В настоящей статье мы используем потенциал LB для анализа ccfDNA Aulacomya atra, южного вида, обычно встречающегося на субантарктических островах Кергелен, группе островов на вершине большого плато, которое образовалось 35 миллионов лет назад.извержение вулкана.Используя экспериментальную систему in vitro, мы обнаружили, что фрагменты ДНК в морской воде быстро поглощаются мидиями и попадают в отсек гемолимфы.Секвенирование дробовиком показало, что ccfDNA гемолимфы мидии содержит фрагменты ДНК собственного и несамостоятельного происхождения, включая симбиотические бактерии и фрагменты ДНК из биомов, типичных для холодных вулканических морских прибрежных экосистем.ccfDNA гемолимфы также содержит вирусные последовательности, происходящие от вирусов с разными диапазонами хозяев.Мы также нашли фрагменты ДНК многоклеточных животных, таких как костистые рыбы, морские анемоны, водоросли и насекомые.В заключение, наше исследование демонстрирует, что концепция LB может быть успешно применена к морским беспозвоночным для создания богатого геномного репертуара в морских экосистемах.
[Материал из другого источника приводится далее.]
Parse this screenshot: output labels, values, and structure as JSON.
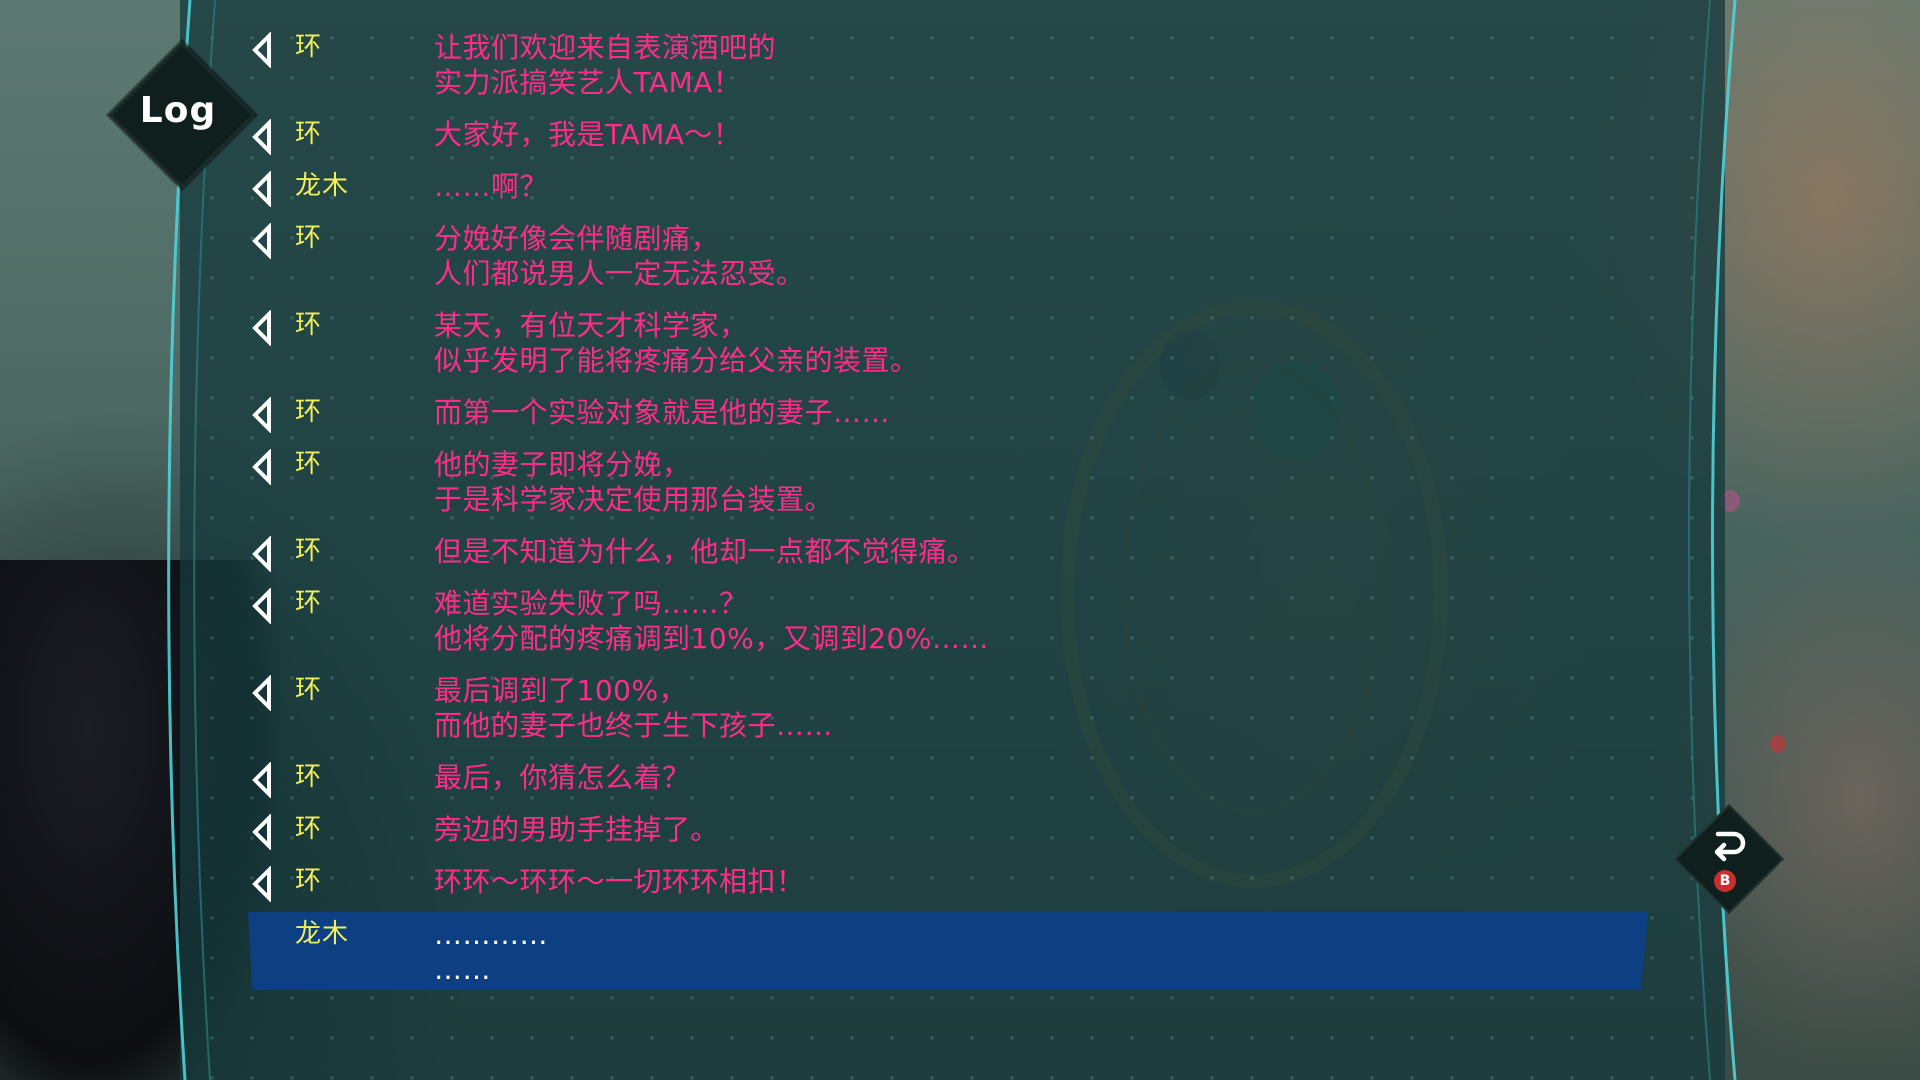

Имаго (длиной 55-70 мм) Mytilus platensis (M. platensis) и Aulacomya atra (A. atra) были собраны с литоральных скалистых берегов Порт-о-Франс (049°21,235 ю.ш., 070°13,490 в.д.).Острова Кергелен, декабрь 2018 г. Другие взрослые голубые мидии (Mytilus spp.) были получены от коммерческого поставщика (PEI Mussel King Inc., Остров Принца Эдуарда, Канада) и помещены в аэрируемый резервуар с регулируемой температурой (4°C), содержащий 10–20 л искусственного рассола 32‰.(искусственная морская соль Reef Crystal, Instant Ocean, Вирджиния, США).Для каждого эксперимента измеряли длину и вес отдельных раковин.
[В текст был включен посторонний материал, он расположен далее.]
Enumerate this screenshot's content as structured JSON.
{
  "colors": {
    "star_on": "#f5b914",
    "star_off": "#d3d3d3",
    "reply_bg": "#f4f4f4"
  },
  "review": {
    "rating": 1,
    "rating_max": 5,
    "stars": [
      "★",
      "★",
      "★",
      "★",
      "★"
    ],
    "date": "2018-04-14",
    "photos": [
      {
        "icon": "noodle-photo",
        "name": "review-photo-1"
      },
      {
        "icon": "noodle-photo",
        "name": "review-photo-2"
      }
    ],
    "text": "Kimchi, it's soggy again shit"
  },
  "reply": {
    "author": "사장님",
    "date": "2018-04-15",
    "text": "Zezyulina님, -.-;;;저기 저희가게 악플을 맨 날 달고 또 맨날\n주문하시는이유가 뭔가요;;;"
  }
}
Бесплатный протокол открытого доступа для этой программы доступен в Интернете (https://doi.org/10.17504/protocols.io.81wgb6z9olpk/v1).Вкратце, гемолимфу LB собирали из отводящих мышц, как описано [22].Гемолимфу осветляли центрифугированием при 1200×g в течение 3 минут, супернатант замораживали (-20°С) до использования.Для выделения и очистки вкДНК образцы (1,5–2,0 мл) размораживали и обрабатывали с использованием набора для вкДНК NucleoSnap (Macherey-Nagel, Bethlehen, PA) в соответствии с инструкциями производителя.ccfDNA хранили при -80°C до дальнейшего анализа.В некоторых экспериментах ccfDNA выделяли и очищали с использованием набора QIAamp DNA Investigator Kit (QIAGEN, Торонто, Онтарио, Канада).Очищенную ДНК количественно определяли с использованием стандартного анализа PicoGreen.Распределение фрагментов выделенной ccfDNA анализировали с помощью капиллярного электрофореза с использованием биоанализатора Agilent 2100 (Agilent Technologies Inc., Санта-Клара, Калифорния) с использованием набора ДНК высокой чувствительности.Анализ проводили с использованием 1 мкл образца ccfDNA в соответствии с инструкциями производителя.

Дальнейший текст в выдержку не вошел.